These No Molasses Gingerbread Cookies are so yummy and a must for the holidays. The best thing about this recipe is that it calls for ingredients and spices you probably already have in your pantry!
These cookies are full of flavor and I love to decorate them with Eggless Royal Icing. You can get both the No Molasses Gingerbread cookie and Eggless Royal Icing recipes below.
Just a note about the Eggless Royal Icing: This icing hardens as it dries so you can stack your cookies later without the icing getting all messed up. The icing mixture is also very thick and works great in a piping bag. If you want the mixture a little thinner you could add a tiny bit more water but don’t add too much!
Helpful Tips When Making No Molasses Gingerbread Cookies
- For softer cookies roll the dough out thick, about a half-inch thick.
- To keep the dough from overspreading in the oven chill the dough before rolling it out.

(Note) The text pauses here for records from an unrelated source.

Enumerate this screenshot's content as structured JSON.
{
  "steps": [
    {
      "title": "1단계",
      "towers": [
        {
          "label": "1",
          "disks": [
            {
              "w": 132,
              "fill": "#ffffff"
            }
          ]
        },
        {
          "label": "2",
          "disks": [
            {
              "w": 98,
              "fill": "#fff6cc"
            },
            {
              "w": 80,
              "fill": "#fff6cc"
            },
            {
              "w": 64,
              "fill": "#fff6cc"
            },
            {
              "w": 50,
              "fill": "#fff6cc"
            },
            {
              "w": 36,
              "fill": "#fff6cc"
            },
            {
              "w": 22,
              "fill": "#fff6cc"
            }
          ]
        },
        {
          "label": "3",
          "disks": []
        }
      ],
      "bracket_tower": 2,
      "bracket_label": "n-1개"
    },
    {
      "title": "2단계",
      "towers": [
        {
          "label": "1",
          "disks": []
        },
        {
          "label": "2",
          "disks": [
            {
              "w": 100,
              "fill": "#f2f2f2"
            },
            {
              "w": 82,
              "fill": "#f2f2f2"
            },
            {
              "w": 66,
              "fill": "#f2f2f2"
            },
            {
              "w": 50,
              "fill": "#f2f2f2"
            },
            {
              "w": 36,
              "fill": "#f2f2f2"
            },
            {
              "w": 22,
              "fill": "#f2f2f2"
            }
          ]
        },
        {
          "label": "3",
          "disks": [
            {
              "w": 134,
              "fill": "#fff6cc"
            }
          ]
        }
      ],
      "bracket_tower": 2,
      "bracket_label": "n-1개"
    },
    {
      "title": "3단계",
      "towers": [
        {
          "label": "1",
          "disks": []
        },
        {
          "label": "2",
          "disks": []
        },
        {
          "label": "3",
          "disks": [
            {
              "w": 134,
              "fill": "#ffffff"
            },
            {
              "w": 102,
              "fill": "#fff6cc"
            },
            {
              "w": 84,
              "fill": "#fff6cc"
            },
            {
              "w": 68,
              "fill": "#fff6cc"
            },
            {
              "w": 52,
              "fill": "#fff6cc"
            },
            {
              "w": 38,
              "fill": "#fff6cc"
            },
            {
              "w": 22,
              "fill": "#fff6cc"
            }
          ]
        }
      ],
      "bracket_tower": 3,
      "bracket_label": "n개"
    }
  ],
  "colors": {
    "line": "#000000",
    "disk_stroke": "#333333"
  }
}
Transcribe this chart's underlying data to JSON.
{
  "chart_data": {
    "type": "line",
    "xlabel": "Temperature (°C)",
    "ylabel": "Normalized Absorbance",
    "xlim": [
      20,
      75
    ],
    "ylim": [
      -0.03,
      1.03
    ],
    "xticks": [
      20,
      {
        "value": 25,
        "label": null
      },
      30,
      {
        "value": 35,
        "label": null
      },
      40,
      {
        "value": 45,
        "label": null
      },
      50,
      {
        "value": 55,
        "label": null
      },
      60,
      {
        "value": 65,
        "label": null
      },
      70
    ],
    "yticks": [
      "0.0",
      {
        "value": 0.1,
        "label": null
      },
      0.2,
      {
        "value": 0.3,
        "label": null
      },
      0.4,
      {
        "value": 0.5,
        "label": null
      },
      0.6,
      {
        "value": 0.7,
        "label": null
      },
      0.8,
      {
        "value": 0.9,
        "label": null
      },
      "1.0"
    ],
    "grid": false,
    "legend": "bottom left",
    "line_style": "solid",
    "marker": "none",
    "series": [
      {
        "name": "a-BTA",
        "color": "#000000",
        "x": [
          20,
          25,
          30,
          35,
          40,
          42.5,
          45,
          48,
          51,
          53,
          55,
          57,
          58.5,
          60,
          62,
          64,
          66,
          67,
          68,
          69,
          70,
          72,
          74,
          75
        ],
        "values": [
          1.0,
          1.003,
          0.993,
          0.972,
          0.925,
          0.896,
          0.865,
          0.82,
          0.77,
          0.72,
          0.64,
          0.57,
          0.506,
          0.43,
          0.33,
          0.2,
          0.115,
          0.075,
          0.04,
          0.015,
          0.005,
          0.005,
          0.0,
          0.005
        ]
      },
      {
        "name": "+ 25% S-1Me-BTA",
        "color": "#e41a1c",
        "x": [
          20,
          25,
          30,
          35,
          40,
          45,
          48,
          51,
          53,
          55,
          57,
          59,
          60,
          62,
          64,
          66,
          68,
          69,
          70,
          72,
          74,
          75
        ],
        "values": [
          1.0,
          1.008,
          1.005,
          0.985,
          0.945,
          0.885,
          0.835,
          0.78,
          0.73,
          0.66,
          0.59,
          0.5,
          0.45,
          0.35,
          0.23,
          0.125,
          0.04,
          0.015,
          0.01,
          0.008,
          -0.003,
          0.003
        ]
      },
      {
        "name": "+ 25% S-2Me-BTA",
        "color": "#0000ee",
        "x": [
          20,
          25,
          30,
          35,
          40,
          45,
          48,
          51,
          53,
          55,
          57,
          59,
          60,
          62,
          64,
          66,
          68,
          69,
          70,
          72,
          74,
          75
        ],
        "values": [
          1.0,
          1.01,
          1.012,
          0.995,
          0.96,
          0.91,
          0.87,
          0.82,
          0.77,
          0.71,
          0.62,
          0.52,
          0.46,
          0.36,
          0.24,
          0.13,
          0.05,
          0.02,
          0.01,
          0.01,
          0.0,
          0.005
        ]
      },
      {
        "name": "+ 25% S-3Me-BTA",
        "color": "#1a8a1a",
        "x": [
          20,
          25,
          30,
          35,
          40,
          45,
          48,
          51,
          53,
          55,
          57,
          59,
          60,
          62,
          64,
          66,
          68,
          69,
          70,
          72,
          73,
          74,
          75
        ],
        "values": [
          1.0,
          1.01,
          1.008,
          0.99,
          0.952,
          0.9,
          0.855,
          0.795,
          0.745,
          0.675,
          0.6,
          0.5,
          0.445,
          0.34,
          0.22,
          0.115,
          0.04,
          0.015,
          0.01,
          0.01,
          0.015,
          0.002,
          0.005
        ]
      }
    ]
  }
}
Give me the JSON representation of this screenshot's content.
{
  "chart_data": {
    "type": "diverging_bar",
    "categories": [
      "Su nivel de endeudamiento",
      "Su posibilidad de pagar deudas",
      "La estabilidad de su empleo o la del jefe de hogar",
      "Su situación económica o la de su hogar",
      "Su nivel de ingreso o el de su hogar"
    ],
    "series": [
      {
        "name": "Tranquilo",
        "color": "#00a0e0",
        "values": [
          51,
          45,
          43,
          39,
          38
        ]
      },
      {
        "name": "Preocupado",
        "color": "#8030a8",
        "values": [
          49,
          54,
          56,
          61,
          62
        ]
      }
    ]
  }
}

See “Chill and Rolling-Out Dough Options” below.
- When rolling the dough out and cutting with cookie cutters, work quickly. The colder the dough stays before going into the oven the better!
Chill and Rolling-Out Dough Options
- Traditional Method: Roll the dough out to about one-inch thickness. Wrap in plastic wrap and put it in the refrigerator for two hours. Then roll out on a floured surface, cut with cookie cutters, place on parchment-lined cookie sheets, and bake as usual.
- Mess Free Option: Roll dough to a desired thickness between two sheets of parchment paper, about 1/2 inch thick. Then let the sheets of dough chill for two hours in the refrigerator. After two hours, remove the top sheet of parchment. Cut with cookie cutters, place on parchment-lined cookie sheets, and bake as usual.